Scrum Master can be seen as a management position because the Scrum Master role holds what is expected from a manager in an agile context, not because it reflects what traditionally is expected from a manager. A managing Scrum Master is a wise leader that engages people through organizational purpose and vision.
Manager – A Scrum Master
A manager who acts like a Scrum Master optimizes the value of management to the organization. The optimization lies not in commanding and controlling tasks and detailed work items. The value a manager brings lies in identifying wasteful activities, eliminating waste, removing impediments, embracing complexity by assuring Scrum is understood and enacted, from its principles and roots in empiricism, building on the core Scrum Stance, propelling on opportunistic experimentation, setting goals, and maintaining purpose.
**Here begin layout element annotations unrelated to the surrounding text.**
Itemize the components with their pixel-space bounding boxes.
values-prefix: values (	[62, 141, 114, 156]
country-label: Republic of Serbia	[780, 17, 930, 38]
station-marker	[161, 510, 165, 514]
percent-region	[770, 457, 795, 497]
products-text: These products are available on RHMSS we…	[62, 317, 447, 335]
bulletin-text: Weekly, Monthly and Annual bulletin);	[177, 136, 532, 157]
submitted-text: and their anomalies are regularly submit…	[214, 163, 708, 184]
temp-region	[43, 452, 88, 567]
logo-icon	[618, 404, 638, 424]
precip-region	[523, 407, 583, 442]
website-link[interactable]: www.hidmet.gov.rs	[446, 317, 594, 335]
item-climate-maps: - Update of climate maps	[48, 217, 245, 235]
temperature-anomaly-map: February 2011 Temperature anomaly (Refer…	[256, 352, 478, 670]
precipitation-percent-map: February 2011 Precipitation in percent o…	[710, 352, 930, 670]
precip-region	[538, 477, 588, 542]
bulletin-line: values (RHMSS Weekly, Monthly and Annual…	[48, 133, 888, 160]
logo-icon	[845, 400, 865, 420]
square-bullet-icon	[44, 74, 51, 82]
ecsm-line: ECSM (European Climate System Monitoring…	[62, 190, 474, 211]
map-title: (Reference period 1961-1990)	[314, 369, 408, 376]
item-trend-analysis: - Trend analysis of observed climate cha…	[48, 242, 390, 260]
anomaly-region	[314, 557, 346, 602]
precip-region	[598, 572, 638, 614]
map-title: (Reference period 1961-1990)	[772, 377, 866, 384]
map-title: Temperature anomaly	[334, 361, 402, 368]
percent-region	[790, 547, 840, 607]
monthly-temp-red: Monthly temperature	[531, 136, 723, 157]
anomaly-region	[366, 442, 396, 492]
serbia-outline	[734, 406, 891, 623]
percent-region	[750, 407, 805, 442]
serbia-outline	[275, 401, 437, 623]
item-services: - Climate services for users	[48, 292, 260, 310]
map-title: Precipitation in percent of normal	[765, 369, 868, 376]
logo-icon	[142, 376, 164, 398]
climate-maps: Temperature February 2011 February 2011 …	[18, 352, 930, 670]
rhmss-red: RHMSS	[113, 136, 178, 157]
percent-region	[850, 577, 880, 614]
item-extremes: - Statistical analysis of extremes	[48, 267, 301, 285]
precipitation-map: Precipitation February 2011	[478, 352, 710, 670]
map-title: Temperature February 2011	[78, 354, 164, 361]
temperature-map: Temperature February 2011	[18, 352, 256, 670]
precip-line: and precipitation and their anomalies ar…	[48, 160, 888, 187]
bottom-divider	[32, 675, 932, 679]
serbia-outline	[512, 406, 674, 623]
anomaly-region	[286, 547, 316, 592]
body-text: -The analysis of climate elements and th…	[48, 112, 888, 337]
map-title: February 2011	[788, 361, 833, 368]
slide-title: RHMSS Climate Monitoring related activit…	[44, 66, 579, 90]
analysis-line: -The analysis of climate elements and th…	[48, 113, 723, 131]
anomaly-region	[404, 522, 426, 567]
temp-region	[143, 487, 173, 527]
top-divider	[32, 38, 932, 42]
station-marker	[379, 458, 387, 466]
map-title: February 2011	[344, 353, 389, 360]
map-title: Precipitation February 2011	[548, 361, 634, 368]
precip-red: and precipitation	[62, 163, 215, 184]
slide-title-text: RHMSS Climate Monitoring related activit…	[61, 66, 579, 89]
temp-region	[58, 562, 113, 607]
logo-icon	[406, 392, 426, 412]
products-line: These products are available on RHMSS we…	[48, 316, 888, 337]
The Scrum Master-manager is strongly affiliated to the Lean idea of “Go See“. A manager turning Scrum Master is a person that does not hide in a far-away office. Not hiding is much more than merely creating an open door policy. An open door is a fake measure, as it still lays the burden with the people wanting to see and talk to the manager. The workfloor buzz does not enter through that door. The flow needs to be reversed. The Scrum Master-manager walks around, is part of the workplace with the teams, the place where the real value is created. In Lean this place is referred to as Gemba.
Even in an agile context, the act of managing remains a valuable activity. The act of managing is performed by managers.
Teams manage themselves. They organize their work autonomously. They are managers too. Product Owners manage the product’s vision and the investments in the product. Others manage boundaries, company objectives and identity, technical environments, the Scrum framework. ‘Management’ is the collection of all such activities. Management done properly thrives on servant-leadership. ‘Management’ is not a collection of people executing hierarchical powers. It is an emergent, networked structure of co-managers, people with complementary skills, focus and accountability, mutually exchanged services. All seek direction. Collaboratively. Continually. Skills and meaningful conversation prevail over title, hierarchy and position.
“What you say has priority over how you look.”
Is a manager who turned Scrum Master still a manager then?